The bicycle did not have the language to say anything, but the bicycle had an impression, which it left on the minds of the girls. It was an expression of freedom, equality and self-reliance. They realized that these roads, which are only for men, we can claim our share by cycling. In the fight for rights, a man is afraid of losing a lot. A woman is sure to get a lot back. The sense of both is not the same, so how can the comments be the same?
Pakistan is the fisherman’s town in the Japanese novel. Its entry and exit routes originate from Pakhtunkhwa. By passing through these routes, young men are thrown into wars, and their dead bodies are collected through these routes. Here it is the responsibility of mothers to give birth to children to nurture martyrdom. They can only receive the body, read the funeral and cannot go to the cemetery. In the schools here, recruitment teachers are teaching the virtues of death and some girls are trying to advance the times by spinning the bicycle pedals.
As the cycle passes through Lindi Kotal, the old people who are afraid of the new, hold up banners saying, “A woman’s real place is her home.” A little further, the same people have taken away the right of women to go to a park, which has “Family Park” written on its entrance. There is an incident in the same area, when a religious leader was asked, “Why are there no women in your sit-in?” “We are enough to represent our women,” he said with a laugh.

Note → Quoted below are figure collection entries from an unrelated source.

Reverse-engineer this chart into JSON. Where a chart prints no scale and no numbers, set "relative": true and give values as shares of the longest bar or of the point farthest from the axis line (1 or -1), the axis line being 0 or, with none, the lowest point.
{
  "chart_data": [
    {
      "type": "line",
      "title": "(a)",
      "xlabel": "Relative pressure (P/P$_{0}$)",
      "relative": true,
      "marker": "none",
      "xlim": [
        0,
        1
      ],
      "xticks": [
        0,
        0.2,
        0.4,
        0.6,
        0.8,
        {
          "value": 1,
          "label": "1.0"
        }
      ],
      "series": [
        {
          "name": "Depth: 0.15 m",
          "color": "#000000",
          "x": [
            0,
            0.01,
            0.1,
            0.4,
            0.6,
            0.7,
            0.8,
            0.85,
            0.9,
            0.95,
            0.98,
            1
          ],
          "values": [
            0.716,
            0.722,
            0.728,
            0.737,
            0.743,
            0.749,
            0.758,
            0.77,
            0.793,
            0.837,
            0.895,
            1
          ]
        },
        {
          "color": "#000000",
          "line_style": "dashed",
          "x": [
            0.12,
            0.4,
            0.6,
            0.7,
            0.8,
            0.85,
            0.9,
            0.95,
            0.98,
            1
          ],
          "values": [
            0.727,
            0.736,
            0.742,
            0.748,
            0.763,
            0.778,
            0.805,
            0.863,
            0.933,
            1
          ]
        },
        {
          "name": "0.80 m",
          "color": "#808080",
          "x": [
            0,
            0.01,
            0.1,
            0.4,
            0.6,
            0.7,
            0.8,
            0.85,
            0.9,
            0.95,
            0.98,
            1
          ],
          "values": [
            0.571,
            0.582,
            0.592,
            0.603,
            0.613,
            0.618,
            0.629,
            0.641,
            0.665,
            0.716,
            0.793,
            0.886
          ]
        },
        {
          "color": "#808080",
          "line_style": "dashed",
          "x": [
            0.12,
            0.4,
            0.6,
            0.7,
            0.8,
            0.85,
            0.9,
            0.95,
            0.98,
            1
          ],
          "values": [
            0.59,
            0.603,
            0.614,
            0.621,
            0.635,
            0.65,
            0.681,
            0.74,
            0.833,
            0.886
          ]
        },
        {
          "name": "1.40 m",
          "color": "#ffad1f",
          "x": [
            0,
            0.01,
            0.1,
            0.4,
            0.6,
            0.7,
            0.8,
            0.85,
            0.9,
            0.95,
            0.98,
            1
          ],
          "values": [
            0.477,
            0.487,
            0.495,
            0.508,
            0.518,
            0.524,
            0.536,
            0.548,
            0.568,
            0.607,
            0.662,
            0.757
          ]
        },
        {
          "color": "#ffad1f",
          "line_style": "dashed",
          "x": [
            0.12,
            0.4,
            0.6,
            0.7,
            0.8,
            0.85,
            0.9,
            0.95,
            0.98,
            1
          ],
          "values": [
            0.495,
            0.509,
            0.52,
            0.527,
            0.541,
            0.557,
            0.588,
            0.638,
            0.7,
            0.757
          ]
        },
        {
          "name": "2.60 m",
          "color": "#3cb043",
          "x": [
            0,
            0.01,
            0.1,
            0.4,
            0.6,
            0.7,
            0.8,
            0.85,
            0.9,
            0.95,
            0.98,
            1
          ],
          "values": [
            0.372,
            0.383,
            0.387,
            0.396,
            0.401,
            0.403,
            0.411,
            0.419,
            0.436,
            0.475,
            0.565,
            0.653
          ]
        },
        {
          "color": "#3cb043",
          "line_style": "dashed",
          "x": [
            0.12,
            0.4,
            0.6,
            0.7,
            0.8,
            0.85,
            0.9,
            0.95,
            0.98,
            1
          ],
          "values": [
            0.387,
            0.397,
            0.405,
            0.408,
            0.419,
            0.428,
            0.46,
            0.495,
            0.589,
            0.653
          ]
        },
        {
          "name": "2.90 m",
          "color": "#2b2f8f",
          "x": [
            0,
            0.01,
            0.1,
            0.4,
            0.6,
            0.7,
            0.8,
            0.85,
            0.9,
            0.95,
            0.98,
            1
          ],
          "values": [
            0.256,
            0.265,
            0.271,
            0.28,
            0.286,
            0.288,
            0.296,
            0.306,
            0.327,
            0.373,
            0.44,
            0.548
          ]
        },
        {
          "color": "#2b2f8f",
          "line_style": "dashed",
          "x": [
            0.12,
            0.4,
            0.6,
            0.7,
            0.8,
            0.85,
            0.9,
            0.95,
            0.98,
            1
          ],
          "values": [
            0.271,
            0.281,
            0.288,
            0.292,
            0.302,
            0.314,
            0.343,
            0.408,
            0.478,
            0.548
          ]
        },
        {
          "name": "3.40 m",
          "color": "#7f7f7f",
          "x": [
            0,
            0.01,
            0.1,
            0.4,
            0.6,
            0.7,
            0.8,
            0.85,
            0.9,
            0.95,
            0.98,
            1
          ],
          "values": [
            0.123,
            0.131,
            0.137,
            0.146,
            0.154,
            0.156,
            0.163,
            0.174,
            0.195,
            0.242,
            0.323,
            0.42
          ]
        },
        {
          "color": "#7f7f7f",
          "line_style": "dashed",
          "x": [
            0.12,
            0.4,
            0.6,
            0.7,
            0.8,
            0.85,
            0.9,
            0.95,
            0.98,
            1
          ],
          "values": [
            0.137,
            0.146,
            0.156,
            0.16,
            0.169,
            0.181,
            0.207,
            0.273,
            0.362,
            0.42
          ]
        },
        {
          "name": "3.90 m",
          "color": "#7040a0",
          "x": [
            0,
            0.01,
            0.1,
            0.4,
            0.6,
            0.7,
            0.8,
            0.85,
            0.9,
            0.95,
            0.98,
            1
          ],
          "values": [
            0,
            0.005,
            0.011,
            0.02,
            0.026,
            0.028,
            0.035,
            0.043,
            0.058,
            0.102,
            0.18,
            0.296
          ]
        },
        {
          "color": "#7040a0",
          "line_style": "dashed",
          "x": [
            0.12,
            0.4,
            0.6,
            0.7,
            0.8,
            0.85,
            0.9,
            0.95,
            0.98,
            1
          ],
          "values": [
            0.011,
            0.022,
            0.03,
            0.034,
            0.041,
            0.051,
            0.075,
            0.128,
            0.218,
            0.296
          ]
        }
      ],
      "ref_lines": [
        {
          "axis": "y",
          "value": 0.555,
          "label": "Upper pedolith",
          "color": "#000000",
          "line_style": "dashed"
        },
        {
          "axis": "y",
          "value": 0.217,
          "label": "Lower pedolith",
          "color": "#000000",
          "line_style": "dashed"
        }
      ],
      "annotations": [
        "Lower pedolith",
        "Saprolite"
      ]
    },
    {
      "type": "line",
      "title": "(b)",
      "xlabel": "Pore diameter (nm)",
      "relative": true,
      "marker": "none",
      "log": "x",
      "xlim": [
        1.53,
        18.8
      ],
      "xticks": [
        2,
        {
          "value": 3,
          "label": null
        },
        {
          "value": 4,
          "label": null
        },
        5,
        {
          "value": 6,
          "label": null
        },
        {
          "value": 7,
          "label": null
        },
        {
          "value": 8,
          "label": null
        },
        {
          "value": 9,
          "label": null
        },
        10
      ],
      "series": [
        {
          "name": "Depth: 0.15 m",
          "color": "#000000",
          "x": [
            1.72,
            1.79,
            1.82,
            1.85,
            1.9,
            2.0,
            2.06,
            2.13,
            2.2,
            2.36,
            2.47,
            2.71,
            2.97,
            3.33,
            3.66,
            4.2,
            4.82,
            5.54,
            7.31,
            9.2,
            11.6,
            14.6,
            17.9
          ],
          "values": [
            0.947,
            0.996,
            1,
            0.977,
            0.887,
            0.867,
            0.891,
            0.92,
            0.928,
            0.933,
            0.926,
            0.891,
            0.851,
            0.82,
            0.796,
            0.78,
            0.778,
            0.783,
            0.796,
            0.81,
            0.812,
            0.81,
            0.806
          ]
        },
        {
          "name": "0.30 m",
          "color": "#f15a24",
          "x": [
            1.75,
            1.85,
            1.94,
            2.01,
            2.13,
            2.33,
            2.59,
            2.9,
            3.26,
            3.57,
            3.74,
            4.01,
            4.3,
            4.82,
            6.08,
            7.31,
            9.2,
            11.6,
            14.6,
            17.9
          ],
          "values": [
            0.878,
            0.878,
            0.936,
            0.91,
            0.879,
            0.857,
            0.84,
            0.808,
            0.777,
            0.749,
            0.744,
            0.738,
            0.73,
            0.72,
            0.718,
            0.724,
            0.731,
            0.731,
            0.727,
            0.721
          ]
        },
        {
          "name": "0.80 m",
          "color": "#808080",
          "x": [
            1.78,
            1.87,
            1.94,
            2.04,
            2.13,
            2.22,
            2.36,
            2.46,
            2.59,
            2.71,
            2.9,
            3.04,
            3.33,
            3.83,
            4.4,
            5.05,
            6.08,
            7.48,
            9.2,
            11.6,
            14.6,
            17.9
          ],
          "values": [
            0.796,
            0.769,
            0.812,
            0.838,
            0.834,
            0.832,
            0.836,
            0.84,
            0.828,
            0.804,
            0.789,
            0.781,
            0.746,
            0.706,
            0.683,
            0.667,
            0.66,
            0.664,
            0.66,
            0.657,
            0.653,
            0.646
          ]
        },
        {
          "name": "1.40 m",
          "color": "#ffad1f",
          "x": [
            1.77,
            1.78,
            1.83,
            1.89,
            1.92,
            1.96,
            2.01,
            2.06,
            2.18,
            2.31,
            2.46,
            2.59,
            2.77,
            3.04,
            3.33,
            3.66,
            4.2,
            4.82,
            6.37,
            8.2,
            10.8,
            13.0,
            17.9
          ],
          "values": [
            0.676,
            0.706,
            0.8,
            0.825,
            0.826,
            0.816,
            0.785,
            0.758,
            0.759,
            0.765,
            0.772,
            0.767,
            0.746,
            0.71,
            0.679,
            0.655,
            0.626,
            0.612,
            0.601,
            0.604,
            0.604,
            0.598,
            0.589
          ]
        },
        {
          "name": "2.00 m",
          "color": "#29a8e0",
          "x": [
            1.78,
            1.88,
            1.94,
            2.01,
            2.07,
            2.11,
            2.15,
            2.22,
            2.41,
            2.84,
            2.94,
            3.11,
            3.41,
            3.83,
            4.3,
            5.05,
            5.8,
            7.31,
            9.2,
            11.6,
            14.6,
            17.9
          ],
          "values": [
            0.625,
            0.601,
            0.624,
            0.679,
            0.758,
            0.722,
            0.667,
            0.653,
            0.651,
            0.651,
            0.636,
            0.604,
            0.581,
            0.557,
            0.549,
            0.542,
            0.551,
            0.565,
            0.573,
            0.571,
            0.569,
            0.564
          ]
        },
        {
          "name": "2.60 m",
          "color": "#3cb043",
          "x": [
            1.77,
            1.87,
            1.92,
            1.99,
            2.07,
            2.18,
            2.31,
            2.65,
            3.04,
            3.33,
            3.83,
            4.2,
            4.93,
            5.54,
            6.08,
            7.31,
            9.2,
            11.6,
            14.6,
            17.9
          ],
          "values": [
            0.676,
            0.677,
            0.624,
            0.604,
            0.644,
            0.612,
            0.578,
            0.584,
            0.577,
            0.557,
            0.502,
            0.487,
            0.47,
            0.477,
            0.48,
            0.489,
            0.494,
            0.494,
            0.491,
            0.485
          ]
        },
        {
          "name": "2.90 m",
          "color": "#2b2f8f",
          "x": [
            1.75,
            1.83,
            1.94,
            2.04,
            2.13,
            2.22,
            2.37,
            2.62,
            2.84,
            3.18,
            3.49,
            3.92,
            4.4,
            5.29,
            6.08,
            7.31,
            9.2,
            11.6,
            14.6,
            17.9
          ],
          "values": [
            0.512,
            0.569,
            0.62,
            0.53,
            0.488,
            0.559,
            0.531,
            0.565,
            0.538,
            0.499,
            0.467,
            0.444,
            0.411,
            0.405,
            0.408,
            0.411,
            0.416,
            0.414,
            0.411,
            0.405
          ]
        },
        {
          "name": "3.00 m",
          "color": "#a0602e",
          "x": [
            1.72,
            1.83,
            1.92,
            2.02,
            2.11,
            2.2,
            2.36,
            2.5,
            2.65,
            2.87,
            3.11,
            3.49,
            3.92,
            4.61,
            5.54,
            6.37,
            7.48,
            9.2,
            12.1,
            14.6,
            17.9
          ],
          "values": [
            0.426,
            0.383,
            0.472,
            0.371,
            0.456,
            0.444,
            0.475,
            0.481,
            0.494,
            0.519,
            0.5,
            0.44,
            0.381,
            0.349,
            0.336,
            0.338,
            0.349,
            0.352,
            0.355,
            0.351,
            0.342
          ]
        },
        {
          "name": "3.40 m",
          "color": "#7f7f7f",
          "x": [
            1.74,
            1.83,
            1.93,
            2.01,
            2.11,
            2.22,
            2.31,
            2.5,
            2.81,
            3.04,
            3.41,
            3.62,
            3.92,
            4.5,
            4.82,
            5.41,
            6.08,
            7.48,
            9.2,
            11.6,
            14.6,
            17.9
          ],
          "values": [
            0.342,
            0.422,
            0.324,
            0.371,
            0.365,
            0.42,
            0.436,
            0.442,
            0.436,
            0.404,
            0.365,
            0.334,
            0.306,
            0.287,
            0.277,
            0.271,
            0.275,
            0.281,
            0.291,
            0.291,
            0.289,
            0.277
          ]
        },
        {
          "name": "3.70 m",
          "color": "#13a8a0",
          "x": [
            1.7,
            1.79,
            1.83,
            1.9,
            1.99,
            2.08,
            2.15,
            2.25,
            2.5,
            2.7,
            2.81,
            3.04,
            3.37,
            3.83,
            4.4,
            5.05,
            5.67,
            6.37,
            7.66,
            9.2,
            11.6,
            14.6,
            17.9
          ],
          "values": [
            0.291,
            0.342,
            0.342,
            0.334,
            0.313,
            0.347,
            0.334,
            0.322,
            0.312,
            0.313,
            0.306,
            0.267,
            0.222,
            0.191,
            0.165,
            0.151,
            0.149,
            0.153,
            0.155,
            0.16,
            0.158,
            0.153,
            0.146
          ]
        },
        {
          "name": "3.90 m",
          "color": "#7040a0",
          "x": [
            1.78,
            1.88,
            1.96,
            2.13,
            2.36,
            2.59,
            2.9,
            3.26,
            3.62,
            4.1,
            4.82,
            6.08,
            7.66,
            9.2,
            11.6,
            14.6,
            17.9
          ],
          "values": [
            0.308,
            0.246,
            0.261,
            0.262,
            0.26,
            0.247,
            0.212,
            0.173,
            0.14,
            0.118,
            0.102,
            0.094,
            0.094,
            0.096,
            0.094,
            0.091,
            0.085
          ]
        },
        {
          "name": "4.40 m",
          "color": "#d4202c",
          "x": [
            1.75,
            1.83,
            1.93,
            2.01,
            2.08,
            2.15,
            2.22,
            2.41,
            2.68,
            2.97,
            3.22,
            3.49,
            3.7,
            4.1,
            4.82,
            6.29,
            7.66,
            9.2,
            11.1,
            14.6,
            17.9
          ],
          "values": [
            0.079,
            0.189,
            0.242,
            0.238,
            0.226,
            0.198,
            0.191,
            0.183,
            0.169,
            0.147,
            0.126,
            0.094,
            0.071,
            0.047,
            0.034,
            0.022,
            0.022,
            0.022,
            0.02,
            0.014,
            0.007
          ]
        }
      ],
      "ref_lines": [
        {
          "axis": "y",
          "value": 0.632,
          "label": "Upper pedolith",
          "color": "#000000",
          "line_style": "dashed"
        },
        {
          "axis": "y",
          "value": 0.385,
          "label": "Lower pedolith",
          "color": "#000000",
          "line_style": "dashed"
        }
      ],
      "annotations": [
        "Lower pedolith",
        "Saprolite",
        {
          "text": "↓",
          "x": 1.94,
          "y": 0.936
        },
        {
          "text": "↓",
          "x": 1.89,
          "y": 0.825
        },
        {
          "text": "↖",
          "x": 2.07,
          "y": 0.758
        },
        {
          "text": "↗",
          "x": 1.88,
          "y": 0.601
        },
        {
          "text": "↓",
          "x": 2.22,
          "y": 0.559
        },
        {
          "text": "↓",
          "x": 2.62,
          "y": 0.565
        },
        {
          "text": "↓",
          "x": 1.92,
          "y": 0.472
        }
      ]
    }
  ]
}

Until the 18th century, Western law held that a husband’s vote was sufficient to represent his wife. To put the finishing touches on this outdated idea, when women went out around the world, some of the girls even appeared in front of the British Parliament. “Your rightful place is your home,” said a member of Parliament. He said mockingly, you guys can only do the work of washing the dishes properly, what should you do. A rebel girl stepped forward and said, “Of course, we have to wash the dishes. We left the house just to wash the dishes. We will leave each pot properly cooked, even those pots that are lying inside this Parliament”.
The next century saw the outmoded intellectual content of the roadblocks consigned to the dustbin of history and the girls on bicycles arriving in Parliament to clean up all the mail that had accumulated on the vessels of constitution and law for centuries. We are drawn back into the past centuries, but the inscription of the next century is also emerging on the surrounding walls. Cycles have descended on the unpaved paths of evolution. When these cycles complete their cycles in the orbit of perseverance and courage, they will look back.
The children will sweep the dust off the bicycles with the banners that determine the “original location” of the woman and the daughters of the road blockers will leave their homes and write the constitution of new mornings and new evenings.
Note: Opinions expressed in any DW Urdu blog, comment or column are the personal opinions of the author, with which DW does not necessarily agree.